Acclimation of Trichodesmium erythraeum ISM101 to high and low irradiance analysed on the physiological, biophysical and biochemical level

2010 
Summary •As the nonheterocystous diazotrophic cyanobacterium Trichodesmium lives both at the ocean surface and deep in the water column, it has to acclimate to vastly different irradiances. Here, we investigate its strategy of light acclimation in several ways. •In this study, we used spectrally resolved fluorescence kinetic microscopy to investigate the biophysics of photosynthesis in individual cells, analysed cell extracts for pigment and phycobiliprotein composition, measured nitrogenase activity and the abundance of key proteins, and assayed protein synthesis/degradation by radioactive labelling. •After acclimation to high light, Trichodesmium grew faster at 1000 μmol m−2 s−1 than at 100 μmol m−2 s−1. This acclimation was associated with decreasing cell diameter, faster protein turnover, the down-regulation of light-harvesting pigments and the outer part of the phycobiliprotein antenna, the up-regulation of light-protective carotenoids, changes in the coupling of phycobilisomes to the reaction centres and in the coupling of individual phycobiliproteins to the phycobilisomes.
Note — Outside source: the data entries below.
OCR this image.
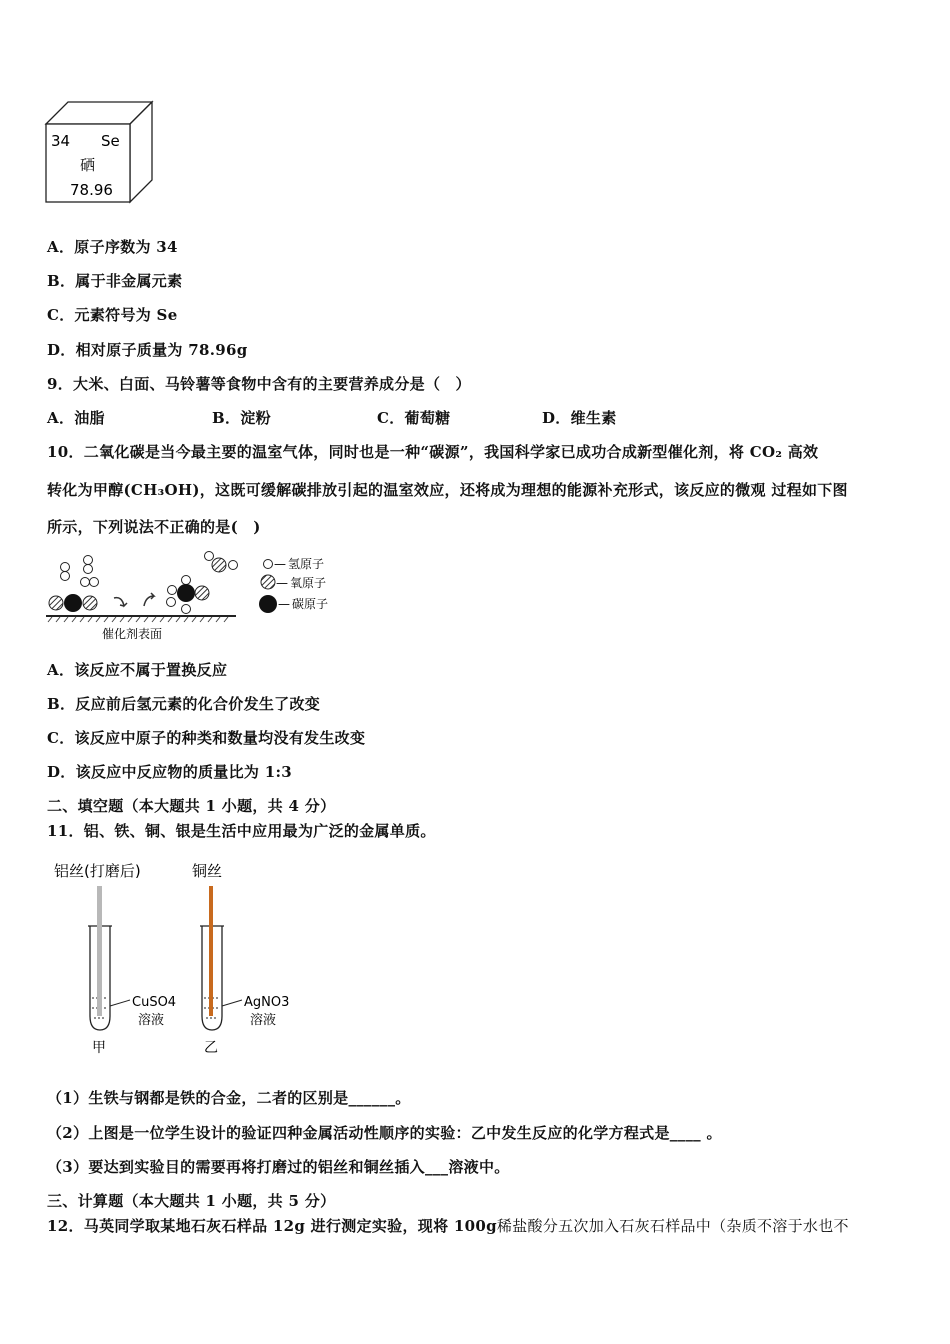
34 Se
硒
78.96
A．原子序数为 34
B．属于非金属元素
C．元素符号为 Se
D．相对原子质量为 78.96g
9．大米、白面、马铃薯等食物中含有的主要营养成分是（　）
A．油脂	B．淀粉	C．葡萄糖	D．维生素
10．二氧化碳是当今最主要的温室气体，同时也是一种“碳源”，我国科学家已成功合成新型催化剂，将 CO₂ 高效
转化为甲醇(CH₃OH)，这既可缓解碳排放引起的温室效应，还将成为理想的能源补充形式，该反应的微观 过程如下图
所示，下列说法不正确的是(　)
催化剂表面
— 氢原子
— 氧原子
— 碳原子
A．该反应不属于置换反应
B．反应前后氢元素的化合价发生了改变
C．该反应中原子的种类和数量均没有发生改变
D．该反应中反应物的质量比为 1:3
二、填空题（本大题共 1 小题，共 4 分）
11．铝、铁、铜、银是生活中应用最为广泛的金属单质。
铝丝(打磨后)	铜丝
CuSO4
溶液
甲
AgNO3
溶液
乙
（1）生铁与钢都是铁的合金，二者的区别是______。
（2）上图是一位学生设计的验证四种金属活动性顺序的实验：乙中发生反应的化学方程式是____ 。
（3）要达到实验目的需要再将打磨过的铝丝和铜丝插入___溶液中。
三、计算题（本大题共 1 小题，共 5 分）
12．马英同学取某地石灰石样品 12g 进行测定实验，现将 100g稀盐酸分五次加入石灰石样品中（杂质不溶于水也不
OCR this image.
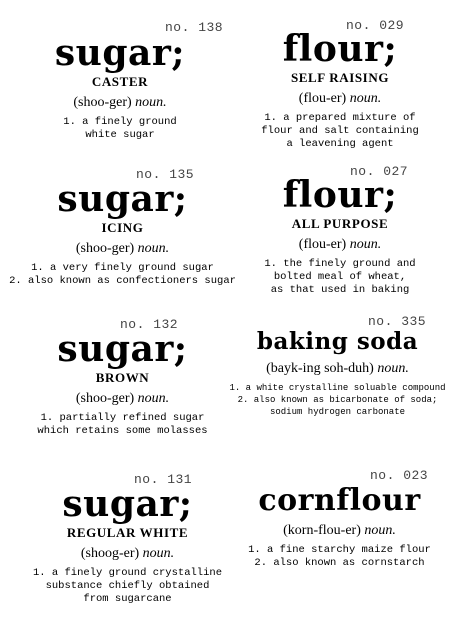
no. 138
sugar;
CASTER
(shoo-ger) noun.
1. a finely ground
white sugar
no. 029
flour;
SELF RAISING
(flou-er) noun.
1. a prepared mixture of
flour and salt containing
a leavening agent
no. 135
sugar;
ICING
(shoo-ger) noun.
1. a very finely ground sugar
2. also known as confectioners sugar
no. 027
flour;
ALL PURPOSE
(flou-er) noun.
1. the finely ground and
bolted meal of wheat,
as that used in baking
no. 132
sugar;
BROWN
(shoo-ger) noun.
1. partially refined sugar
which retains some molasses
no. 335
baking soda
(bayk-ing soh-duh) noun.
1. a white crystalline soluable compound
2. also known as bicarbonate of soda;
sodium hydrogen carbonate
no. 131
sugar;
REGULAR WHITE
(shoog-er) noun.
1. a finely ground crystalline
substance chiefly obtained
from sugarcane
no. 023
cornflour
(korn-flou-er) noun.
1. a fine starchy maize flour
2. also known as cornstarch
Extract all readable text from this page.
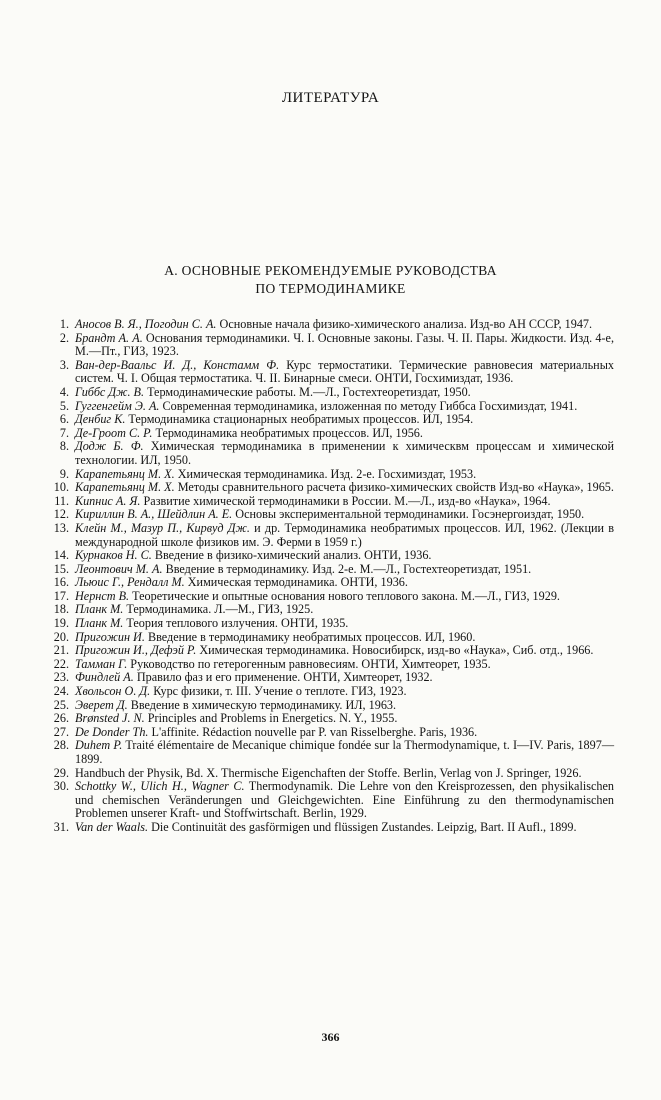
ЛИТЕРАТУРА
А. ОСНОВНЫЕ РЕКОМЕНДУЕМЫЕ РУКОВОДСТВА
ПО ТЕРМОДИНАМИКЕ
1. Аносов В. Я., Погодин С. А. Основные начала физико-химического анализа. Изд-во АН СССР, 1947.
2. Брандт А. А. Основания термодинамики. Ч. I. Основные законы. Газы. Ч. II. Пары. Жидкости. Изд. 4-е, М.—Пт., ГИЗ, 1923.
3. Ван-дер-Ваальс И. Д., Констамм Ф. Курс термостатики. Термические равновесия материальных систем. Ч. I. Общая термостатика. Ч. II. Бинарные смеси. ОНТИ, Госхимиздат, 1936.
4. Гиббс Дж. В. Термодинамические работы. М.—Л., Гостехтеоретиздат, 1950.
5. Гуггенгейм Э. А. Современная термодинамика, изложенная по методу Гиббса Госхимиздат, 1941.
6. Денбиг К. Термодинамика стационарных необратимых процессов. ИЛ, 1954.
7. Де-Гроот С. Р. Термодинамика необратимых процессов. ИЛ, 1956.
8. Додж Б. Ф. Химическая термодинамика в применении к химическвм процессам и химической технологии. ИЛ, 1950.
9. Карапетьянц М. Х. Химическая термодинамика. Изд. 2-е. Госхимиздат, 1953.
10. Карапетьянц М. Х. Методы сравнительного расчета физико-химических свойств Изд-во «Наука», 1965.
11. Кипнис А. Я. Развитие химической термодинамики в России. М.—Л., изд-во «Наука», 1964.
12. Кириллин В. А., Шейдлин А. Е. Основы экспериментальной термодинамики. Госэнергоиздат, 1950.
13. Клейн М., Мазур П., Кирвуд Дж. и др. Термодинамика необратимых процессов. ИЛ, 1962. (Лекции в международной школе физиков им. Э. Ферми в 1959 г.)
14. Курнаков Н. С. Введение в физико-химический анализ. ОНТИ, 1936.
15. Леонтович М. А. Введение в термодинамику. Изд. 2-е. М.—Л., Гостехтеоретиздат, 1951.
16. Льюис Г., Рендалл М. Химическая термодинамика. ОНТИ, 1936.
17. Нернст В. Теоретические и опытные основания нового теплового закона. М.—Л., ГИЗ, 1929.
18. Планк М. Термодинамика. Л.—М., ГИЗ, 1925.
19. Планк М. Теория теплового излучения. ОНТИ, 1935.
20. Пригожин И. Введение в термодинамику необратимых процессов. ИЛ, 1960.
21. Пригожин И., Дефэй Р. Химическая термодинамика. Новосибирск, изд-во «Наука», Сиб. отд., 1966.
22. Тамман Г. Руководство по гетерогенным равновесиям. ОНТИ, Химтеорет, 1935.
23. Финдлей А. Правило фаз и его применение. ОНТИ, Химтеорет, 1932.
24. Хвольсон О. Д. Курс физики, т. III. Учение о теплоте. ГИЗ, 1923.
25. Эверет Д. Введение в химическую термодинамику. ИЛ, 1963.
26. Brønsted J. N. Principles and Problems in Energetics. N. Y., 1955.
27. De Donder Th. L'affinite. Rédaction nouvelle par P. van Risselberghe. Paris, 1936.
28. Duhem P. Traité élémentaire de Mecanique chimique fondée sur la Thermodynamique, t. I—IV. Paris, 1897—1899.
29. Handbuch der Physik, Bd. X. Thermische Eigenchaften der Stoffe. Berlin, Verlag von J. Springer, 1926.
30. Schottky W., Ulich H., Wagner C. Thermodynamik. Die Lehre von den Kreisprozessen, den physikalischen und chemischen Veränderungen und Gleichgewichten. Eine Einführung zu den thermodynamischen Problemen unserer Kraft- und Stoffwirtschaft. Berlin, 1929.
31. Van der Waals. Die Continuität des gasförmigen und flüssigen Zustandes. Leipzig, Bart. II Aufl., 1899.
366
The latter was particularly interesting, as it represents an as yet unreported light acclimation strategy. •Only in the low light-acclimated culture and only after the onset of actinic light did phycourobilin and phycoerythrin contribute to photochemical fluorescence quenching, showing that these phycobiliproteins may become quickly (in seconds) very closely coupled to photosystem II. This fast reversible coupling also became visible in the nonphotochemical changes of the fluorescence quantum yield.